Parker's Charge to Jury: Furstenheim & Wellford vs. J. Kittay, 1881

An often forgotten component of the cases heard in front of Judge Parker are the civil cases. Below is the jury charge in one such case, concerning property and debt.

Charge of Judge Parker to the Jury in the
Case of Furstenheim & Wellford vs.
J. Kittay.


The case of Furstenheim and Wellford vs. J. Kittay, which has occupied the attention of the United States Court for the past week, was brought to a close yesterday afternoon. Judge Rose, of Little Rock, closed the argument for the plaintiffs, and the case went to the jury at 8 o'clock, who returned a verdict in favor of the plaintiffs for $8,000. Owing to the points of a legal nature involved in the consideration of the case and the array of counsel, it has aroused unusual attention among the members of the bar. It has been hotly contested from the beginning, and the arguments have been profound and replete with learning.


The ground laid in the affidavit as a basis for the attachment against the property of the defendant in this case is, that the defendant has sold, conveyed or disposed of his property or effects, with the fraudulent intent to cheat, hinder or delay his creditors.

The defendant, by his affidavit, has denied this allegation, and thereby raised an issue, the burden of proving which is on the plaintiffs.

That the sale, conveyance or assignment attacked in this case by the plaintiffs, as having been made by the defendant with the fraudulent intent to cheat, hinder or delay creditors, is the one produced in evidence, dated November 8, 1880, and purporting on its face to be an assignment of all the defendant's property for the benefit of creditors, to N.C. Gibson, as assignee. The questions involved in the issue before you are, first, was such an assignment made; and second, the intent with which it was made; that is, whether it was made with the fraudulent intent to cheat, or to delay, or to hinder creditors. In proving this intent, the plaintiffs are not confined to the deed of assignment.

Without any facts showing the existence of fraud, the law never presumes it, but presumes good faith until the contrary is shown by evidence. The burden of proving that the deed of assignment offered in evidence was made for the purpose of hindering, or delaying, or defrauding creditors is upon the plaintiffs. To authorize a verdict sustaining the cause of attachment, the plaintiffs are required to show, to your satisfaction, by a preponderance of the evidence, that the defendant either sold, conveyed, or otherwise disposed of his property with the fraudulent intent either to cheat or to hinder or to delay his creditors. This fraudulent intent may be shown, like any other fact, either by positive proof or by circumstances of sufficient weight to create a preponderance on the side of the plaintiffs, or to establish it to our satisfaction by such preponderance of evidence. It requires no greater degree of proof to establish it, nor can it be established by any less degree than is required to prove any other fact.

In order to ascertain the existence of a fraudulent intent in this case, the jury are authorized to take into consideration any fact or circumstances offered in evidence which has a tendency to establish it.

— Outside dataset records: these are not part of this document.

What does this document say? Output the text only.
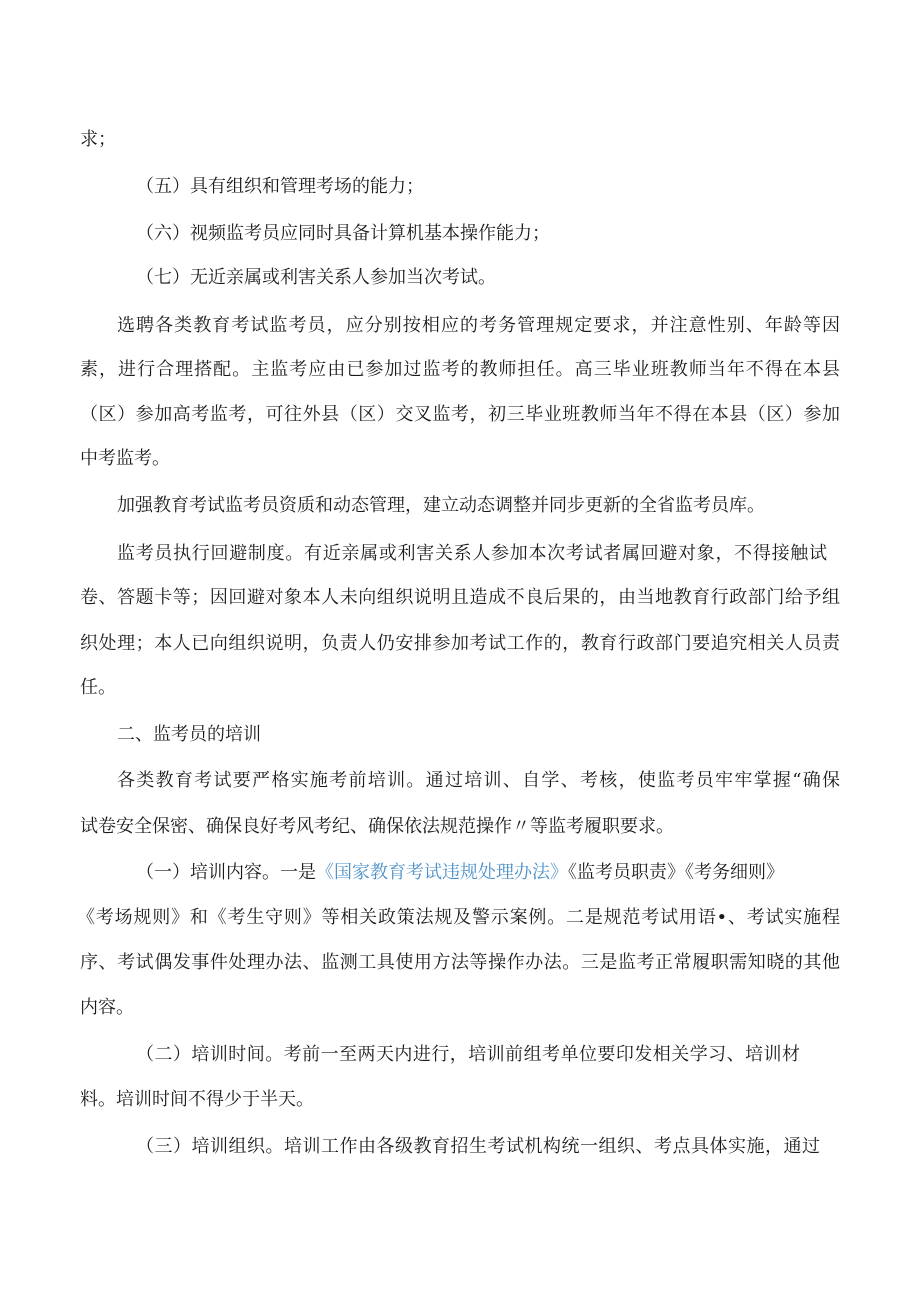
求；
（五）具有组织和管理考场的能力；
（六）视频监考员应同时具备计算机基本操作能力；
（七）无近亲属或利害关系人参加当次考试。
选聘各类教育考试监考员，应分别按相应的考务管理规定要求，并注意性别、年龄等因
素，进行合理搭配。主监考应由已参加过监考的教师担任。高三毕业班教师当年不得在本县
（区）参加高考监考，可往外县（区）交叉监考，初三毕业班教师当年不得在本县（区）参加
中考监考。
加强教育考试监考员资质和动态管理，建立动态调整并同步更新的全省监考员库。
监考员执行回避制度。有近亲属或利害关系人参加本次考试者属回避对象，不得接触试
卷、答题卡等；因回避对象本人未向组织说明且造成不良后果的，由当地教育行政部门给予组
织处理；本人已向组织说明，负责人仍安排参加考试工作的，教育行政部门要追究相关人员责
任。
二、监考员的培训
各类教育考试要严格实施考前培训。通过培训、自学、考核，使监考员牢牢掌握“确保
试卷安全保密、确保良好考风考纪、确保依法规范操作〃等监考履职要求。
（一）培训内容。一是《国家教育考试违规处理办法》《监考员职责》《考务细则》
《考场规则》和《考生守则》等相关政策法规及警示案例。二是规范考试用语•、考试实施程
序、考试偶发事件处理办法、监测工具使用方法等操作办法。三是监考正常履职需知晓的其他
内容。
（二）培训时间。考前一至两天内进行，培训前组考单位要印发相关学习、培训材
料。培训时间不得少于半天。
（三）培训组织。培训工作由各级教育招生考试机构统一组织、考点具体实施，通过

If the preponderance shows that the defendant purposely inserted, or caused to be inserted, in his deed of assignment false or fictitious debts, which he claimed that he owed to certain preferred creditors named therein, then such deed is fraudulent and void, and you must find for the attaching creditors.
If the evidence shows that the defendant concealed or withheld from his assignee such an amount of his property or effects as to show that such concealment or withholding was purposely and intentionally done, and was not a mere oversight or mistake on his part, but that the same was done that he might receive some benefit thereby, then you will find that the assignment was fraudulent and void, and you will find for the attaching creditors.

If all the debts named in the deed of assignment as being owed by the defendant to the different persons therein named as creditors, were real and actual debts for about the amounts therein named, and the defendant did not conceal or withhold any considerable part of his moneys or assets conveyed by the deed of assignment in order to prevent them from coming to the hands of his assignee, and made such deed in good faith and in order that the whole of his assets should go to his creditors, then the fact that the deed may work the ordinary delay in paying creditors incident to an assignment made in good faith does not make it a conveyance executed to hinder, delay or defraud creditors.

A debtor has a right, under the law, when he makes an assignment for the benefit of creditors, and he may assign the whole of his property for the benefit of one or any number of creditors, provided they are really and in fact creditors for about the amount named in the deed of assignment, and that such deed of assignment is made in good faith to pay them just debts owing from the assignor to them, and in this case, if all the debts named in the deed of assignment as being due from the defendant to the different professed creditors, were really and in good faith debts, and were not false or fictitious claims which the defendant caused to be inserted in the deed of assignment that he might conceal his effects from his real creditors, then he had a right, under the law, to prefer such creditors, and such circumstances would not render the assignment fraudulent and void.

As reported in the Fort Smith Weekly Herald, October 22, 1881.